A mixture of rain, sleet, ice and snow fell across the southern Plains including Texas and extended into the northern U.S. Delta and southeast Midwest overnight on Thursday.
"The ice cover is likely to be up to one inch or more and remain long enough in the northern Delta to lead to some damage to 15 percent of the soft red winter wheat belt," said Joel Widenor, meteorologist for Commodity Weather Group.
Over 225,000 homes and businesses in the Texas and other U.S. South Central states had no electricity Friday morning following severe ice storms starting Thursday night, according to local power companies.

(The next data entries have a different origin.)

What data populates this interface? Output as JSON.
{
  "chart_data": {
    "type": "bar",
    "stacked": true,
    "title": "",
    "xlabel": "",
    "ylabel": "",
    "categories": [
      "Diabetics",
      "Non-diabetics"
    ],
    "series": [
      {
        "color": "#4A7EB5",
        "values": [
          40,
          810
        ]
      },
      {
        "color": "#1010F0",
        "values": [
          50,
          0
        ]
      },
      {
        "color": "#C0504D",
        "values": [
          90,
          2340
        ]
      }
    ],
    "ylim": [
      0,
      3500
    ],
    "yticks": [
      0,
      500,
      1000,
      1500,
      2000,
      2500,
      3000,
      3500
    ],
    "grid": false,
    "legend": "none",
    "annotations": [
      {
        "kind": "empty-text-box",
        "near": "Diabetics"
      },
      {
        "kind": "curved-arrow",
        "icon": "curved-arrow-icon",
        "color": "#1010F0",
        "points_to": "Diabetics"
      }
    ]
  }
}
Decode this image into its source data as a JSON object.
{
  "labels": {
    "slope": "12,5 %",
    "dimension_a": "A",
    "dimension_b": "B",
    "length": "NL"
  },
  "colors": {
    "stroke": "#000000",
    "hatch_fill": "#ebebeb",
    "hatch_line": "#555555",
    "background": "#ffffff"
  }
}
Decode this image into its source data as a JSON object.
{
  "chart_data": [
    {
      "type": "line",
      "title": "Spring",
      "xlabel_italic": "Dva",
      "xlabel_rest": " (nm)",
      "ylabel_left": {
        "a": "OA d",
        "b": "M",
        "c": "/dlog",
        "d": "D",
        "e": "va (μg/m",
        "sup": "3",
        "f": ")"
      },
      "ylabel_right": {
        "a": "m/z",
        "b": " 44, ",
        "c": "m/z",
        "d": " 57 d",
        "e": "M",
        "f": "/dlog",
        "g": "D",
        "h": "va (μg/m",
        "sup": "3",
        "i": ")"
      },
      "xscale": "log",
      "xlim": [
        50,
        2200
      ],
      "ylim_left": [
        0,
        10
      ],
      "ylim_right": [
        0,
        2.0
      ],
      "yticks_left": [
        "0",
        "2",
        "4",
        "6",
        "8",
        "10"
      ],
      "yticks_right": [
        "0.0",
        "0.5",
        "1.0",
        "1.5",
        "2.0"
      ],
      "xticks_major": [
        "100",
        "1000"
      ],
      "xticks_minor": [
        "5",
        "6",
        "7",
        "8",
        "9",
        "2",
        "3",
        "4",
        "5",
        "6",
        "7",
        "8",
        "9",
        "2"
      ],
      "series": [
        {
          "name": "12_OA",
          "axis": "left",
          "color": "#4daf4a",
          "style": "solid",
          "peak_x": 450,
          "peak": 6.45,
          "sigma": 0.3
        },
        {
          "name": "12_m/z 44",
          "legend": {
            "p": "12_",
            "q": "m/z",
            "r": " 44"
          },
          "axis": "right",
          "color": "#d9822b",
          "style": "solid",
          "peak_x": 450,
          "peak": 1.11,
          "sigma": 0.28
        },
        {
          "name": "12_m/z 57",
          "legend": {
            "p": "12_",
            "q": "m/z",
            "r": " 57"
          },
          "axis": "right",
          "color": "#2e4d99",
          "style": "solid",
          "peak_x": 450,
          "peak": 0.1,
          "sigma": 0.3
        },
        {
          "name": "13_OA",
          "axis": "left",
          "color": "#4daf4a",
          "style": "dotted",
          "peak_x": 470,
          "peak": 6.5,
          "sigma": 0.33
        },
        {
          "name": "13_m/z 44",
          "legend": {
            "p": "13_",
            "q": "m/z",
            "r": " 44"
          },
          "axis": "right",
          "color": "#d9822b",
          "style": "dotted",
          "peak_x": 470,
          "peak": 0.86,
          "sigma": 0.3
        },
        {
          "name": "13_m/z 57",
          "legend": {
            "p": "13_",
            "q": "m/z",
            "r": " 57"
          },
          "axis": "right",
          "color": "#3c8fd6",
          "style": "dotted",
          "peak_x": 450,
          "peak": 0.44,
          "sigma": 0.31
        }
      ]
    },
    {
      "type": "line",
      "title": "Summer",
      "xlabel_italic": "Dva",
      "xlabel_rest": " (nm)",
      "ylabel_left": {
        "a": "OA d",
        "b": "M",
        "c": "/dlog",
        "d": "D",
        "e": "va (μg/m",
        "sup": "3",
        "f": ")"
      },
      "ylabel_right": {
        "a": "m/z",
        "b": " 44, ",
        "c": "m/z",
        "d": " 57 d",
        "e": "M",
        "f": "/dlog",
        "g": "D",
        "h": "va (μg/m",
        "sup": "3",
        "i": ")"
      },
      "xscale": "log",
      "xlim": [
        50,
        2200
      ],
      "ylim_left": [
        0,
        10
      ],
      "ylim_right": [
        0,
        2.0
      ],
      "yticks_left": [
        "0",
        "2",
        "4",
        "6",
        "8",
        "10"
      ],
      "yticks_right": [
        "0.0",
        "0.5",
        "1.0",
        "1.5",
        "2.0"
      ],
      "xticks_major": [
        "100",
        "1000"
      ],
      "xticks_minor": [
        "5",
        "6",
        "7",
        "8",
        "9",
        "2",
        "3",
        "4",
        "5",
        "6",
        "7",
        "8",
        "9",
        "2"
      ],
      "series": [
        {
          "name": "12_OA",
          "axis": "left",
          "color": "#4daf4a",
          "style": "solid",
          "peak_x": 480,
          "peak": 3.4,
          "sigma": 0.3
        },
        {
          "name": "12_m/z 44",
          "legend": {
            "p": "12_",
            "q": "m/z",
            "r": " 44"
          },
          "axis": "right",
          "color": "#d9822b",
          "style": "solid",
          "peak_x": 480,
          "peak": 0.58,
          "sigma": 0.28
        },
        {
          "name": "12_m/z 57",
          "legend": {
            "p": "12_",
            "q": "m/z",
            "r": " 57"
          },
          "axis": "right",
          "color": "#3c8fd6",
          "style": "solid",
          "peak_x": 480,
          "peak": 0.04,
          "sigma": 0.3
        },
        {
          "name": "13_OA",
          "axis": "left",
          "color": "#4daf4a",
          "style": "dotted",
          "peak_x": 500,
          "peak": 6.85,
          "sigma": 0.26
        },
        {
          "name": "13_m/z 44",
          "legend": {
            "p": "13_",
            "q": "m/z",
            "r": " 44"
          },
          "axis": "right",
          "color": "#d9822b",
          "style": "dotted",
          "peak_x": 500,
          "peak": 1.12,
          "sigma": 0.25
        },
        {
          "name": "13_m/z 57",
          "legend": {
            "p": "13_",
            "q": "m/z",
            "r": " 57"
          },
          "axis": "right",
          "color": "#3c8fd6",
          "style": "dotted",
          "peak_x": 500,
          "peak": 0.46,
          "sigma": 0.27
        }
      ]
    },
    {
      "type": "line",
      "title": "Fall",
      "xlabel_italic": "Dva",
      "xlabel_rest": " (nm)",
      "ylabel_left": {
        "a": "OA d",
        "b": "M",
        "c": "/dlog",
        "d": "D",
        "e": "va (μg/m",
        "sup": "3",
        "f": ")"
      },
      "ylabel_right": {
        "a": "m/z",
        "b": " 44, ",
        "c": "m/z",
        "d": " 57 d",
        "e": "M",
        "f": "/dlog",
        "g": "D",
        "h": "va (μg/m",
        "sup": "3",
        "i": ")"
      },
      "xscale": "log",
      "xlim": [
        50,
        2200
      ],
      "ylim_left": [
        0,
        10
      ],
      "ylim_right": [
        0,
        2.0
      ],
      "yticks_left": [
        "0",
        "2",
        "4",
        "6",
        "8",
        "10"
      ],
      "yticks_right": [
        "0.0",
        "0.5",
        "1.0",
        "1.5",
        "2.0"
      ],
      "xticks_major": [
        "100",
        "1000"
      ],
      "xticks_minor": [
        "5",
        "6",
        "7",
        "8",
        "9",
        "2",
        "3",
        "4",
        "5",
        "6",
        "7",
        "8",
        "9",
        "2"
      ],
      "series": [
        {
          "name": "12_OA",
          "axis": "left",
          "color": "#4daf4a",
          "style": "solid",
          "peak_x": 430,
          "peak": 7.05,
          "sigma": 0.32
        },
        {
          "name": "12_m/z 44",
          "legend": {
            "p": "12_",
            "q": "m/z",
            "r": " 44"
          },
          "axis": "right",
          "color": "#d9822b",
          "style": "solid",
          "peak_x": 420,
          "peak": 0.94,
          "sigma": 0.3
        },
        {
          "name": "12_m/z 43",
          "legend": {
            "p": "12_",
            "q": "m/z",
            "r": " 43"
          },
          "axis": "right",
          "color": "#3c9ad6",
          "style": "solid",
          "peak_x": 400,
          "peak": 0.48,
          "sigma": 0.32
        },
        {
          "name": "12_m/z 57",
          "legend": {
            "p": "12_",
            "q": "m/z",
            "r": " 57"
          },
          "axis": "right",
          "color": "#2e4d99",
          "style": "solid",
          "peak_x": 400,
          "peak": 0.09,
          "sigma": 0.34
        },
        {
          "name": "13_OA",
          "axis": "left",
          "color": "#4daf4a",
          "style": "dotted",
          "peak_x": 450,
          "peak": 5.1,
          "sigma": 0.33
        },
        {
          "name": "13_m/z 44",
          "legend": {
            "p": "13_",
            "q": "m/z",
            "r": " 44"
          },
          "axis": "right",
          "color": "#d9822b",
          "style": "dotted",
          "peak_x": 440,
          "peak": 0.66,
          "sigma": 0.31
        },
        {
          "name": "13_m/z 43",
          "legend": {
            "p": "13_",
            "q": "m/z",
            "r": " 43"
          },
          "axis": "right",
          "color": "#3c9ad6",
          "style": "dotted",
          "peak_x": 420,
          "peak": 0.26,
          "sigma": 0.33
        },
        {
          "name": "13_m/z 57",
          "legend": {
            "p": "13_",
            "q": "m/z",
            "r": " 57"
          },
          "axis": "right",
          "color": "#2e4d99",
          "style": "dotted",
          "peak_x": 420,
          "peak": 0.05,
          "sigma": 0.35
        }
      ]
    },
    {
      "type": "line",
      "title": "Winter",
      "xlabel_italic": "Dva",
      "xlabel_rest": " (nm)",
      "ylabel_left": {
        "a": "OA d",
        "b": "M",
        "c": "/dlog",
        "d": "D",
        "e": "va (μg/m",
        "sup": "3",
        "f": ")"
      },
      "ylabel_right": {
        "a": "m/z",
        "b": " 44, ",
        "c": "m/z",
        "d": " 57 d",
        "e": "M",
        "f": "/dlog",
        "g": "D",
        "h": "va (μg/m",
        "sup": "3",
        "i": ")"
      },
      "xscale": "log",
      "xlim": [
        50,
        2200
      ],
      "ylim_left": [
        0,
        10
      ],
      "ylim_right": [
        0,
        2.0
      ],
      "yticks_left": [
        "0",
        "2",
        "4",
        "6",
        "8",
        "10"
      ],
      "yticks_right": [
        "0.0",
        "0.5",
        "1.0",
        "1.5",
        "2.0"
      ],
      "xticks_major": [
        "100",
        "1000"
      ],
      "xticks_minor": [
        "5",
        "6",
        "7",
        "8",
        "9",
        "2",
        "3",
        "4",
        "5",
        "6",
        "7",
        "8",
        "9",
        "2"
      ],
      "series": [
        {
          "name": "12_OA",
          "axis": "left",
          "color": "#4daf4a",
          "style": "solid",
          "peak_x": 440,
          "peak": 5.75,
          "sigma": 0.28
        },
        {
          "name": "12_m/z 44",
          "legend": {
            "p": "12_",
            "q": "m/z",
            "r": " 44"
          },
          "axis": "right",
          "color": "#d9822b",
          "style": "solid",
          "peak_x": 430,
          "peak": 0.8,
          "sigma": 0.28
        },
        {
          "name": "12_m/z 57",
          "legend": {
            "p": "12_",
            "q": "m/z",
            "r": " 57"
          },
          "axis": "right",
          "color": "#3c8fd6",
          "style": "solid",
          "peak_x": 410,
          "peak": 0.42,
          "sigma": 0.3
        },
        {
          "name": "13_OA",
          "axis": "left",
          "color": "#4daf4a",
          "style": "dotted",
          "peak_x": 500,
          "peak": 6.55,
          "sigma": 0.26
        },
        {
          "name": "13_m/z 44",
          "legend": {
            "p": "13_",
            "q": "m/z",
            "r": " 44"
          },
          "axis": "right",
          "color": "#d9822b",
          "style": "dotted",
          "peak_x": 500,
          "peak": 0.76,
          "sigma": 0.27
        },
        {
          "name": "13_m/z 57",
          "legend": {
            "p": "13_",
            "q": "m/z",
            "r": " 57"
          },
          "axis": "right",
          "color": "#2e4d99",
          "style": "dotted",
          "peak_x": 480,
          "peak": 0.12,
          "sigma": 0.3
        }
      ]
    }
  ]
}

Widenor said wet weather in the southern Midwest over the next two weeks could also lead to excess moisture and damage to the wheat crop from standing water.
Dee said Friday's forecasts indicated temperatures would not be as cold as previous outlooks with readings remaining above zero (degrees Fahrenheit) in the southern plains. "I don't think there will be a serious issue of winterkill," he said.
Some of the hard red winter wheat crop in northwest Kansas and southwest Nebraska may be harmed by the cold snap due to a lack of insulating snow, agricultural meteorologists said.
The abrupt change in temperatures this week from roughly 60 F to near zero F in the Plains states and Midwest led to concerns about stress to livestock but Dee said the lack of wet weather with the cold temperatures would diminish the harm to exposed animals. "There wasn't a lot of precipitation with it so for the most part stress to livestock should be minimal," he said.
Dee and Widenor said most of the Plains winter wheat crop was insulated by blanket of snow which will prevent serious winterkill damage.
"Well below normal temperatures in the next 10 days should only produce readings below zero F in areas with snow cover," Widenor said.